Most of the exhibitors do not display a full range of products to show off their complete capabilities or offerings. Instead, most of them try to create industry buzz with new collections, designs, technologies and styles. It’s a bit of a gamble but is a show strategy followed by many, if not most, of the NeoCon exhibitors. As a product-driven show, it’s a very visual show and the busiest showrooms are, in some way, a feast for the eyes. For the uninitiated, NeoCon can be overwhelming.

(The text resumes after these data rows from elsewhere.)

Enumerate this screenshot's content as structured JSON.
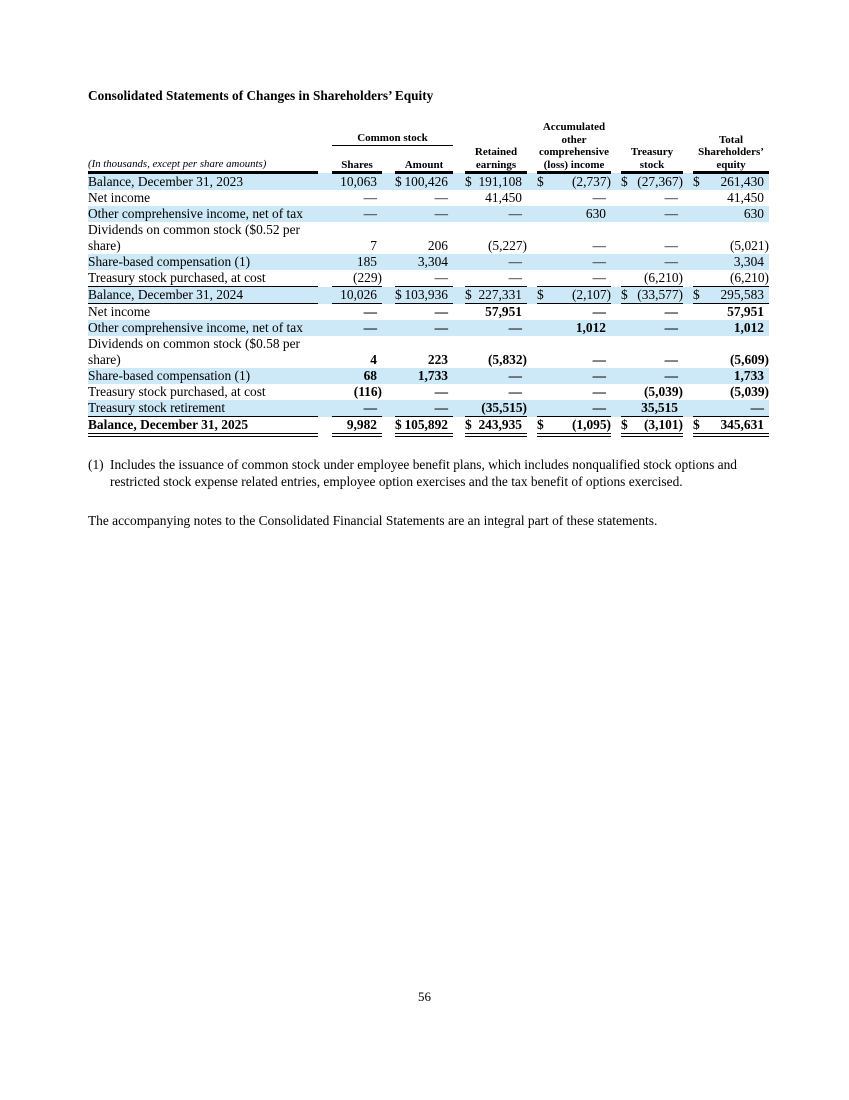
{
  "page": {
    "title": "Consolidated Statements of Changes in Shareholders’ Equity",
    "footnote_marker": "(1)",
    "footnote_text": "Includes the issuance of common stock under employee benefit plans, which includes nonqualified stock options and restricted stock expense related entries, employee option exercises and the tax benefit of options exercised.",
    "closing_note": "The accompanying notes to the Consolidated Financial Statements are an integral part of these statements.",
    "page_number": "56"
  },
  "colors": {
    "row_highlight": "#cde8f6"
  },
  "table": {
    "caption": "(In thousands, except per share amounts)",
    "group_header": "Common stock",
    "columns": {
      "shares": "Shares",
      "amount": "Amount",
      "retained": "Retained\nearnings",
      "aoci": "Accumulated\nother\ncomprehensive\n(loss) income",
      "treasury": "Treasury\nstock",
      "total": "Total\nShareholders’\nequity"
    },
    "rows": [
      {
        "label": "Balance, December 31, 2023",
        "cells": [
          "10,063",
          "$100,426",
          "$191,108",
          "$(2,737)",
          "$(27,367)",
          "$261,430"
        ],
        "highlight": true,
        "bold": false,
        "label_bold": false,
        "border": "none"
      },
      {
        "label": "Net income",
        "cells": [
          "—",
          "—",
          "41,450",
          "—",
          "—",
          "41,450"
        ],
        "highlight": false,
        "bold": false,
        "label_bold": false,
        "border": "none"
      },
      {
        "label": "Other comprehensive income, net of tax",
        "cells": [
          "—",
          "—",
          "—",
          "630",
          "—",
          "630"
        ],
        "highlight": true,
        "bold": false,
        "label_bold": false,
        "border": "none"
      },
      {
        "label": "Dividends on common stock ($0.52 per share)",
        "cells": [
          "7",
          "206",
          "(5,227)",
          "—",
          "—",
          "(5,021)"
        ],
        "highlight": false,
        "bold": false,
        "label_bold": false,
        "border": "none"
      },
      {
        "label": "Share-based compensation (1)",
        "cells": [
          "185",
          "3,304",
          "—",
          "—",
          "—",
          "3,304"
        ],
        "highlight": true,
        "bold": false,
        "label_bold": false,
        "border": "none"
      },
      {
        "label": "Treasury stock purchased, at cost",
        "cells": [
          "(229)",
          "—",
          "—",
          "—",
          "(6,210)",
          "(6,210)"
        ],
        "highlight": false,
        "bold": false,
        "label_bold": false,
        "border": "thin"
      },
      {
        "label": "Balance, December 31, 2024",
        "cells": [
          "10,026",
          "$103,936",
          "$227,331",
          "$(2,107)",
          "$(33,577)",
          "$295,583"
        ],
        "highlight": true,
        "bold": false,
        "label_bold": false,
        "border": "thin"
      },
      {
        "label": "Net income",
        "cells": [
          "—",
          "—",
          "57,951",
          "—",
          "—",
          "57,951"
        ],
        "highlight": false,
        "bold": true,
        "label_bold": false,
        "border": "none"
      },
      {
        "label": "Other comprehensive income, net of tax",
        "cells": [
          "—",
          "—",
          "—",
          "1,012",
          "—",
          "1,012"
        ],
        "highlight": true,
        "bold": true,
        "label_bold": false,
        "border": "none"
      },
      {
        "label": "Dividends on common stock ($0.58 per share)",
        "cells": [
          "4",
          "223",
          "(5,832)",
          "—",
          "—",
          "(5,609)"
        ],
        "highlight": false,
        "bold": true,
        "label_bold": false,
        "border": "none"
      },
      {
        "label": "Share-based compensation (1)",
        "cells": [
          "68",
          "1,733",
          "—",
          "—",
          "—",
          "1,733"
        ],
        "highlight": true,
        "bold": true,
        "label_bold": false,
        "border": "none"
      },
      {
        "label": "Treasury stock purchased, at cost",
        "cells": [
          "(116)",
          "—",
          "—",
          "—",
          "(5,039)",
          "(5,039)"
        ],
        "highlight": false,
        "bold": true,
        "label_bold": false,
        "border": "none"
      },
      {
        "label": "Treasury stock retirement",
        "cells": [
          "—",
          "—",
          "(35,515)",
          "—",
          "35,515",
          "—"
        ],
        "highlight": true,
        "bold": true,
        "label_bold": false,
        "border": "thin"
      },
      {
        "label": "Balance, December 31, 2025",
        "cells": [
          "9,982",
          "$105,892",
          "$243,935",
          "$(1,095)",
          "$(3,101)",
          "$345,631"
        ],
        "highlight": false,
        "bold": true,
        "label_bold": true,
        "border": "double"
      }
    ]
  }
}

The open office is a failure.

Introduced years ago (think about the secretarial pools of the 1940s) and continually refined since, the open-office concept was supposed to multiply a company’s internal employee collaboration, which would, in turn, boost employee creativity and productivity. However, studies show that the open-office concept is generally a failure. Employees do not favor these loud, distracting, stressful, non-private spaces. In fact, according to Fast Company, research shows that people who work in open-office spaces take “two-thirds more sick leave and report greater unhappiness, more stress, and less productivity than those with more privacy. A 2018 study by Harvard Business School found that open offices reduce face-to-face interaction by about 70% and increase email and messaging by roughly 50%, shattering the notion that they make workers collaborative.” Many current studies draw the same conclusions.

Privacy is back.

Responding to market demand, office furnishings manufacturers have made multi-million dollar investments in producing collections that support the open-office environment. Now that the verdict in basically in that open-office environments don’t work as promised, the producers are creating ways to quickly reintroduce privacy and acoustic management into the modern open-office environment to address the most pressing needs or pain points. As it turns out, it’s still less expensive for companies to furnish open-office environments than to build interior offices with walls, lighting, electrical, HVAC and more. A big question is if the customer stakeholders (C-suite, architects, engineers, commercial interior designers, human resource professionals and workplace strategists) will go along with a slow evolution of the workplace away from the currently pervasive open-office environment, thus allowing office furniture producers to strategically evolve their offerings and investments. What could the impact be if major companies quickly divided up significant amounts of open spaces and rendered major office furniture collections essentially obsolete?

What is the next step?

Four of the five themes listed at the beginning of this opinion piece are office furniture product solutions whose success is dependent on the need created by the open-office environment (acoustic privacy, modular solutions, space dividers/screens, collaboration enablers.) It seems a little bit like addressing symptoms rather than a cause. Is it possible that Herman Miller’s display of comfortable and functional furniture in inviting, individual room settings exemplifies a strategy to (re)establish their position as an “office furniture” producer and signal a small step away from the open-office environment?